At first blush this proposed course of action, if nothing else, seems patently discriminatory. West Chestnut’s argument to the contrary, in this regard, hinges on the fact that under the proposed Third Amended Plan of Reorganization the existing stockholders of West Chestnut are going to guaranty West Chestnut’s obligations, vis a vis, the refinance of its present secured indebtedness. Thus, West Chestnut argues, they are entitled to preferred treatment. This argument fails to persuade because, among other reasons, the value of the Guarantys cannot be ascertained. Indeed, if West Chestnut’s future revenue projections are accurate, there would appear to be slim exposure on these Guarantys.

Furthermore, if the proposed treatment of DiFrancesco (i.e., the extinguishment of its contingent equity interest) is not outright discrimination, then it appears to violate the absolute priority rule, which provides that junior classes may take nothing under a plan or reorganization until all senior classes have been paid in full. There is no class junior to that of the equity holders of a corporate debtor. Accordingly, the only way that the existing stockholders of West Chestnut can retain their interests is if DiFrances-co is unimpaired under the proposed plan of reorganization, or if West Chestnut qualifies the plan under the “new value” exception to the absolute priority rule. In this Court’s view, the extinguishment of DiFrancesco’s contingent equity interest clearly impairs DiFrancesco. Conversely, the only thing in the nature of new value which as been proposed by the existing stockholders under the Third Amended Plan of Reorganization is their guaranty of West Chestnut’s refinance obligations. Numerous courts have questioned whether a guaranty alone can constitute “new value” sufficient to satisfy the requirements of the new value exception. Kham & Nate’s Shoes No. 2 v. First Bank of Whiting, 908 F.2d 1351, 1362 (7th Cir.1990) With those holdings this Court agrees.

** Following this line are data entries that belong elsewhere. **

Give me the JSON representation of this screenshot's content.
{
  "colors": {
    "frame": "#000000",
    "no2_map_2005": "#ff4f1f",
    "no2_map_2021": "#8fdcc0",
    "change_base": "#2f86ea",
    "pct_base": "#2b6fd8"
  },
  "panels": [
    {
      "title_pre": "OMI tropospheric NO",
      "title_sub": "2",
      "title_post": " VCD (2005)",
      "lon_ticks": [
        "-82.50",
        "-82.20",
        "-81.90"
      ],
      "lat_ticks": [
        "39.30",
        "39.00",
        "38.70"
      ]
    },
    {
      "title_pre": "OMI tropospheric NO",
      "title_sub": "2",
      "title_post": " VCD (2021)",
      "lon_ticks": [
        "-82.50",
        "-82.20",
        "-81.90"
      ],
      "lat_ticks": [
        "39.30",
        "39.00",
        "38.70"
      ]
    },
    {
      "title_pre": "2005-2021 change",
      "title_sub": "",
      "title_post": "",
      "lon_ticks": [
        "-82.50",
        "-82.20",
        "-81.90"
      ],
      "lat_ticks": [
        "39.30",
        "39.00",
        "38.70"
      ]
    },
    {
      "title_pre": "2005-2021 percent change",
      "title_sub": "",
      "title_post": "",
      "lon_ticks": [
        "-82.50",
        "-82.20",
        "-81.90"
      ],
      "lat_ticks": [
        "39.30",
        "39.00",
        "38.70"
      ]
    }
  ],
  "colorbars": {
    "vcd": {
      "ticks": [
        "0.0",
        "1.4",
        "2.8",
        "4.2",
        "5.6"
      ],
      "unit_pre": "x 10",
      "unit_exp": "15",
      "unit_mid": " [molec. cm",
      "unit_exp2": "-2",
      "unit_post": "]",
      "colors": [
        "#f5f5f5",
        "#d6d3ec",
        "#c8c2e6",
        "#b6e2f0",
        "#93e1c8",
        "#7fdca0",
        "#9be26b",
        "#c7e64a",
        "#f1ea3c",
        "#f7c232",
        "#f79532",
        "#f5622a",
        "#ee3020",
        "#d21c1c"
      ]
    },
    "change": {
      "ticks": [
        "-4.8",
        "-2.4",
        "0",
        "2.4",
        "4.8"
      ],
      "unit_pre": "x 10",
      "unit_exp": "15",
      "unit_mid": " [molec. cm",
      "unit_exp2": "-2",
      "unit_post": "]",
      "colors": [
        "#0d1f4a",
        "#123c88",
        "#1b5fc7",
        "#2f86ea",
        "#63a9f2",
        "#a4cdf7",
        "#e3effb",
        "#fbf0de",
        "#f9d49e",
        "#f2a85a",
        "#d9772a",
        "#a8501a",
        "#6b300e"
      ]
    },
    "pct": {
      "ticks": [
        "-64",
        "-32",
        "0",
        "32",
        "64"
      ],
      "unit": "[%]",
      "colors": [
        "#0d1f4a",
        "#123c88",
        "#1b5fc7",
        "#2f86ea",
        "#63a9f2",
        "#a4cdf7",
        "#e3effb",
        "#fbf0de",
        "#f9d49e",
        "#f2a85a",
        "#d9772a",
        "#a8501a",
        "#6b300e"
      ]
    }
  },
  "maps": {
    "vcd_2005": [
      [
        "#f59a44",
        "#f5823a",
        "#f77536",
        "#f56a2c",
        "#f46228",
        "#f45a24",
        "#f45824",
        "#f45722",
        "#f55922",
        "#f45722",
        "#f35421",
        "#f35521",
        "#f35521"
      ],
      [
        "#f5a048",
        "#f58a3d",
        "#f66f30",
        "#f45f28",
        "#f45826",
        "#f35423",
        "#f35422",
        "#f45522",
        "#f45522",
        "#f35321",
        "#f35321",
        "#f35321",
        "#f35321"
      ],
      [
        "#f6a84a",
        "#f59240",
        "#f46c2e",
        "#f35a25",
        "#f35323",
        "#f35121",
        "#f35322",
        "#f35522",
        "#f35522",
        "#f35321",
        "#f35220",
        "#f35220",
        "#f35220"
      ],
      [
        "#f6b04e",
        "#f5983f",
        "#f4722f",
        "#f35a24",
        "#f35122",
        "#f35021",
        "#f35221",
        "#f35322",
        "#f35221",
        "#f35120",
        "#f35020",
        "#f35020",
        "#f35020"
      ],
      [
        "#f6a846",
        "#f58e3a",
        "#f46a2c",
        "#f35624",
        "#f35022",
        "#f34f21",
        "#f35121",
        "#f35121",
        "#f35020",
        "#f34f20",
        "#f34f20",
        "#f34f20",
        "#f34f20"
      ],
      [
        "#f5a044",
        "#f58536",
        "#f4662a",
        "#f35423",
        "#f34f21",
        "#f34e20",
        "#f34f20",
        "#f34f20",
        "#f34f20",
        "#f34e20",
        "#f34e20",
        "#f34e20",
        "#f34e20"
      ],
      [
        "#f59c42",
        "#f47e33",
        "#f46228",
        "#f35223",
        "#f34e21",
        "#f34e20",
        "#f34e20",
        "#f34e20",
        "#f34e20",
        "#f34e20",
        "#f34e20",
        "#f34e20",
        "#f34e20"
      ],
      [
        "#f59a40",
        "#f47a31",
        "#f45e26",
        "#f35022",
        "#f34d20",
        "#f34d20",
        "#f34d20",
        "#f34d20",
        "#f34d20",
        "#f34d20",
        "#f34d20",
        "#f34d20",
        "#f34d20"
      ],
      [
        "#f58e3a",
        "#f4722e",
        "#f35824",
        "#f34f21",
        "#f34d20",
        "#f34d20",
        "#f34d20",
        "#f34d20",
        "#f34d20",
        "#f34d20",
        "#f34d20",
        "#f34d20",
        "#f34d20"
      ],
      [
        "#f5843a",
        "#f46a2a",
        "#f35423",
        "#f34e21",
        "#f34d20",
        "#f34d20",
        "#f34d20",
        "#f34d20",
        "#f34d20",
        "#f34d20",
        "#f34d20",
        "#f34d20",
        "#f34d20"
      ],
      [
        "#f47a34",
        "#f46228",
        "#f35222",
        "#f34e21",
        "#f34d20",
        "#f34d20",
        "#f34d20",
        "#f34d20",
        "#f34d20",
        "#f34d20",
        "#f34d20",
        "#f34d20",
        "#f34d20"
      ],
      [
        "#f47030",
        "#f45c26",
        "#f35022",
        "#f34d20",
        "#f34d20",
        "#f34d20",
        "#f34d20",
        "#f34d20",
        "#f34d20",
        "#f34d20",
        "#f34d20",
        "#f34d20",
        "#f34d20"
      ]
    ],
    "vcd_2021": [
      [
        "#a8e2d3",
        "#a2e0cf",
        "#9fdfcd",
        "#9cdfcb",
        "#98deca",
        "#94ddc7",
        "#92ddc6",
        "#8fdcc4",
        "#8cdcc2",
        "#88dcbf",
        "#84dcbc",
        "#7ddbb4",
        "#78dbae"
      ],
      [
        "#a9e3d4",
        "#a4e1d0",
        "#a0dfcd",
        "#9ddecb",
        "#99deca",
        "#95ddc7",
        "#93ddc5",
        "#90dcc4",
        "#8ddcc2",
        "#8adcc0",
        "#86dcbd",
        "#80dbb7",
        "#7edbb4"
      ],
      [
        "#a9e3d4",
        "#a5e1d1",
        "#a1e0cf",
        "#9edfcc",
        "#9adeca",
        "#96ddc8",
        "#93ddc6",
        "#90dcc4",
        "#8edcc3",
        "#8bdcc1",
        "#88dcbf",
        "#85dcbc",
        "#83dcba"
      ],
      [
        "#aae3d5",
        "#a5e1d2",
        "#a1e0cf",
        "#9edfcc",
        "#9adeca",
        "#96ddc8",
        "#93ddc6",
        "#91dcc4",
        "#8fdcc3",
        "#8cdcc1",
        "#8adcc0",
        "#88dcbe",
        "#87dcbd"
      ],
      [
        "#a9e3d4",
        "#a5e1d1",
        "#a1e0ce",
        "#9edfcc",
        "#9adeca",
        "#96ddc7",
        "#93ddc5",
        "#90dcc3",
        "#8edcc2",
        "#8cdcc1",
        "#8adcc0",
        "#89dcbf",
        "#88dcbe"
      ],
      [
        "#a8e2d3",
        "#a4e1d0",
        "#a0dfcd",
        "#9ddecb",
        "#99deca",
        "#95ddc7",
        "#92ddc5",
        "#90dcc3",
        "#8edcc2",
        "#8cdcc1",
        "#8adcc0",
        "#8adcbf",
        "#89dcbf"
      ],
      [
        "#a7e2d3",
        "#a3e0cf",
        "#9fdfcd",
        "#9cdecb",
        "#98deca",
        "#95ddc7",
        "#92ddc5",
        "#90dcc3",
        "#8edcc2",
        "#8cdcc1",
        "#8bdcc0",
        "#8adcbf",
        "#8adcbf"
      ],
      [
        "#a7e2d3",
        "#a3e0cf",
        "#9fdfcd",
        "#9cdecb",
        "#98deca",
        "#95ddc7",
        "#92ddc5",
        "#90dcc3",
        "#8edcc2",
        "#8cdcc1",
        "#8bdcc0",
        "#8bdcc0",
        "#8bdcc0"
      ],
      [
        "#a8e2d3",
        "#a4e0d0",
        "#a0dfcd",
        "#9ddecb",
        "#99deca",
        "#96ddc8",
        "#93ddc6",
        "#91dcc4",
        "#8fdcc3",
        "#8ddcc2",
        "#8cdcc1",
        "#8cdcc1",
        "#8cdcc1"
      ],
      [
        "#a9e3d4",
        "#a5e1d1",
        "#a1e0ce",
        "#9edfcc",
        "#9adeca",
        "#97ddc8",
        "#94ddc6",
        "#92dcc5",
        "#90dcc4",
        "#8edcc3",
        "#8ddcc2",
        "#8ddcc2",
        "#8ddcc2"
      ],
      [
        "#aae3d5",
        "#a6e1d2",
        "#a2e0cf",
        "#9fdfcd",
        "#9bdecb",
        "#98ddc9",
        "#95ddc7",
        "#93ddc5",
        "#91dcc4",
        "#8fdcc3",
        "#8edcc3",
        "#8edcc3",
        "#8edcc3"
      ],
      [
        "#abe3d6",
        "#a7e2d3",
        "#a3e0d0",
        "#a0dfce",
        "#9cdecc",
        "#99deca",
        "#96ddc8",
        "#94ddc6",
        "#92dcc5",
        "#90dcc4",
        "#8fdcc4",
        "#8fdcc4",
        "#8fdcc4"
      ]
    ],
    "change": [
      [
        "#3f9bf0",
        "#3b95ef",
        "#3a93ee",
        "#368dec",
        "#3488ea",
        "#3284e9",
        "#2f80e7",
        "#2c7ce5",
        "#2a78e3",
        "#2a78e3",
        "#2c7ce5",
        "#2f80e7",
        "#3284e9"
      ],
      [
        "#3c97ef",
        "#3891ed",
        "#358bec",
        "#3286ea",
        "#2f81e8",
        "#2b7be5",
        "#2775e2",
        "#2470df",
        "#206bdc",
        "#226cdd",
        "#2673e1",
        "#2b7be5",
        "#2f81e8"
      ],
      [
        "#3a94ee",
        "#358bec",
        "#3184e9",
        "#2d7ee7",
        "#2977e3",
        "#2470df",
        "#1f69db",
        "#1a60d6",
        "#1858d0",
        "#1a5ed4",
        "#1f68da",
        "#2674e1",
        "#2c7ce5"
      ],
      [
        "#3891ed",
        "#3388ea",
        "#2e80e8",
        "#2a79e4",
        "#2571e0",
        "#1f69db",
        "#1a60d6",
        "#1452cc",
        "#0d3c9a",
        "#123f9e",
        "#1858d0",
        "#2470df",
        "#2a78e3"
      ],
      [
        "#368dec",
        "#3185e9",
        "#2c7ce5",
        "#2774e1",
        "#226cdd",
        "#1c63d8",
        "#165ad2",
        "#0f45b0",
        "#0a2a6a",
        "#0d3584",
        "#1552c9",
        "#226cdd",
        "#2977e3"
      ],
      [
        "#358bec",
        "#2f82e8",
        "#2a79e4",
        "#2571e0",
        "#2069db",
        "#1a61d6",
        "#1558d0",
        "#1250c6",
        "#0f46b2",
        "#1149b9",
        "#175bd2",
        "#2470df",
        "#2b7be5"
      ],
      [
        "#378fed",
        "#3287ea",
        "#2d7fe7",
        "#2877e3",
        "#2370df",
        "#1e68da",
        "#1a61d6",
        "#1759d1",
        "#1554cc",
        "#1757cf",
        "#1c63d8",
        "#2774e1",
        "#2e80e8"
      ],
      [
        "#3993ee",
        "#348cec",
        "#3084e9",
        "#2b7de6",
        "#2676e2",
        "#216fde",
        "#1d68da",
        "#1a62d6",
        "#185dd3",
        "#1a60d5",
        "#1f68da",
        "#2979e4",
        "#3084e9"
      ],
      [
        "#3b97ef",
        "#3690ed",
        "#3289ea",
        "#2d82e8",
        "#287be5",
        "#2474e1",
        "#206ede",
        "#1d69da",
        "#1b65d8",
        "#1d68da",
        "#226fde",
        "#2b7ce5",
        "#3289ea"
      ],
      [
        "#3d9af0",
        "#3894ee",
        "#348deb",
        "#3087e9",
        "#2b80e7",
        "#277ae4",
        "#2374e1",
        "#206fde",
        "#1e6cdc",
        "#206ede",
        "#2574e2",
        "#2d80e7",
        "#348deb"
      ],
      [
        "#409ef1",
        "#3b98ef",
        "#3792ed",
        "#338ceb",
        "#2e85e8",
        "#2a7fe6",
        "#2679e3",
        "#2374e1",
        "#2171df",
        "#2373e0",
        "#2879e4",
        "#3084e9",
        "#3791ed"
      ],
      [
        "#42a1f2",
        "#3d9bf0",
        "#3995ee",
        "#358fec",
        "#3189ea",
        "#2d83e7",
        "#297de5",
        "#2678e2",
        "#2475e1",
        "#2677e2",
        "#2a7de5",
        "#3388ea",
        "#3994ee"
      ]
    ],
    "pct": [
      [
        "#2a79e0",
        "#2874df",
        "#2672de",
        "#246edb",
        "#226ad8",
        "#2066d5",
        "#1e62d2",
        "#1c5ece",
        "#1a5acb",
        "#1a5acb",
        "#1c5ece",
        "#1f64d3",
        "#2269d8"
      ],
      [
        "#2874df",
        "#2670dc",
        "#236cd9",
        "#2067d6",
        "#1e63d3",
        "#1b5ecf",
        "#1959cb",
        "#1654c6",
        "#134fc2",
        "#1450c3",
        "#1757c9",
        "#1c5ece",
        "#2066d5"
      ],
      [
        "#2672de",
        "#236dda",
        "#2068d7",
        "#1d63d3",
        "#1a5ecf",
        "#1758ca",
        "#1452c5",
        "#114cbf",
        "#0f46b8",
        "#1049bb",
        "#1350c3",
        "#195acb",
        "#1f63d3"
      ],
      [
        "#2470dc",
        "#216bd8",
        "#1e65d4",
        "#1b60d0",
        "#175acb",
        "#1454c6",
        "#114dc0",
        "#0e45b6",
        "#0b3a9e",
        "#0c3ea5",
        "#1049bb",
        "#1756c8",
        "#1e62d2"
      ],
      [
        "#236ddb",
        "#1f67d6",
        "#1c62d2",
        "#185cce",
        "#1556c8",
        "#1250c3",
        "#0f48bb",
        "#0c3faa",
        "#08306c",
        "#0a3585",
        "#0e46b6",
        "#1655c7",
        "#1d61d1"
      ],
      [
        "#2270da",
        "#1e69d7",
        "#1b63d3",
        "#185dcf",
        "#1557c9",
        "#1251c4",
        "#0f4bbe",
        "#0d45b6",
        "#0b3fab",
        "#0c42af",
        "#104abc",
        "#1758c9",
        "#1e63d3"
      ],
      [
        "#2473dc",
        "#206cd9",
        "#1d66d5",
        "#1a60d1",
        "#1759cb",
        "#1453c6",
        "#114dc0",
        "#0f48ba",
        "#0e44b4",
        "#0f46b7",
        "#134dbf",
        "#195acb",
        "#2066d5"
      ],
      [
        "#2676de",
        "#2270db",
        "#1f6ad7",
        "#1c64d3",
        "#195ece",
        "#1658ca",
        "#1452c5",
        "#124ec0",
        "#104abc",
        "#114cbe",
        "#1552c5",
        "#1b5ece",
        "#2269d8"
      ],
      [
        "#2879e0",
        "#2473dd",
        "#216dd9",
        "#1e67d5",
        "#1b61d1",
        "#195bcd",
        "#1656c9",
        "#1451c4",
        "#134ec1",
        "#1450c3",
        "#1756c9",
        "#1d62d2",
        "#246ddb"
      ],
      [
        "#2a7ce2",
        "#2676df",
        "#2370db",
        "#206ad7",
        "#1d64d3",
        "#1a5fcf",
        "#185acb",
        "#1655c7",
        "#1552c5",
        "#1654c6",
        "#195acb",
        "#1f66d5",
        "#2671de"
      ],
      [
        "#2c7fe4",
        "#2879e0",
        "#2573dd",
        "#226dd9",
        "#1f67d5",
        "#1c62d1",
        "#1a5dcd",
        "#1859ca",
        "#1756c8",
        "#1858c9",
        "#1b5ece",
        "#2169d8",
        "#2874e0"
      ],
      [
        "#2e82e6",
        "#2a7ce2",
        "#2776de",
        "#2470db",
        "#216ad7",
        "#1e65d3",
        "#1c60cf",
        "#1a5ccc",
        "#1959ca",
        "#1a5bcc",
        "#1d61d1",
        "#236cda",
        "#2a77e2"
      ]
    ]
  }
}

When a court cannot arrive at a legal measure of damages with a sufficient degree of certainty, no adequate remedy at law exists. Kroblin Refrigerated Xpress, Inc. v. Pitterich, 805 F.2d 96 (3d Cir.1986). That situation exits here. Specific performance may be granted by a court of equity in its discretion if there is no adequate remedy at law. Id. at 103. This is a Bankruptcy case, however, and not an action upon the Stock Option Agreement in State Court. It is clearly not this Court’s role to specifically direct that the Debtor propose a plan of reorganization which preserves DiFrances-co’s rights under the Stock Option Agreement and it will certainly not do so. However, the upshot of the foregoing analysis returns the Court to its earlier observation concerning a Pyrrhic victory for West Chestnut. Under the circumstances, the Court will disallow DiFrancesco’s unsecured claim for monetary damages occasioned by rejection of the Stock Option Agreement. By the same token, however, the Court must indicate here that it perceives no future for a proposed Plan of Reorganization which contemplates the automatic extinguishment of DiFrancesco’s option rights without more. On the contrary, if agreeable termination damages cannot be arrived at, the Court is convinced that the proper result under the Bankruptcy Code will be for DiFrancesco’s rights under the Stock Option Agreement to simply pass through this Chapter 11 case unaffected, in the manner described in In re Walnut Associates, supra. The foregoing does not bode well for the Plan of Reorganization West Chestnut now has before the Court, however, the ultimate outcome of this observation, at this juncture, must remain to be seen. 
      
      . In light of West Chestnut's Objections to DiFrancesco's claim, and since West Chestnut's proposed Plan of Reorganization makes no specific provision for DiFrancesco’s claim relative to the Stock Option Agreement, the Court assumes that West Chestnut intends that DiFrancesco's rights under the Stock Option Agreement will simply be extinguished upon confirmation of its Plan of Reorganization.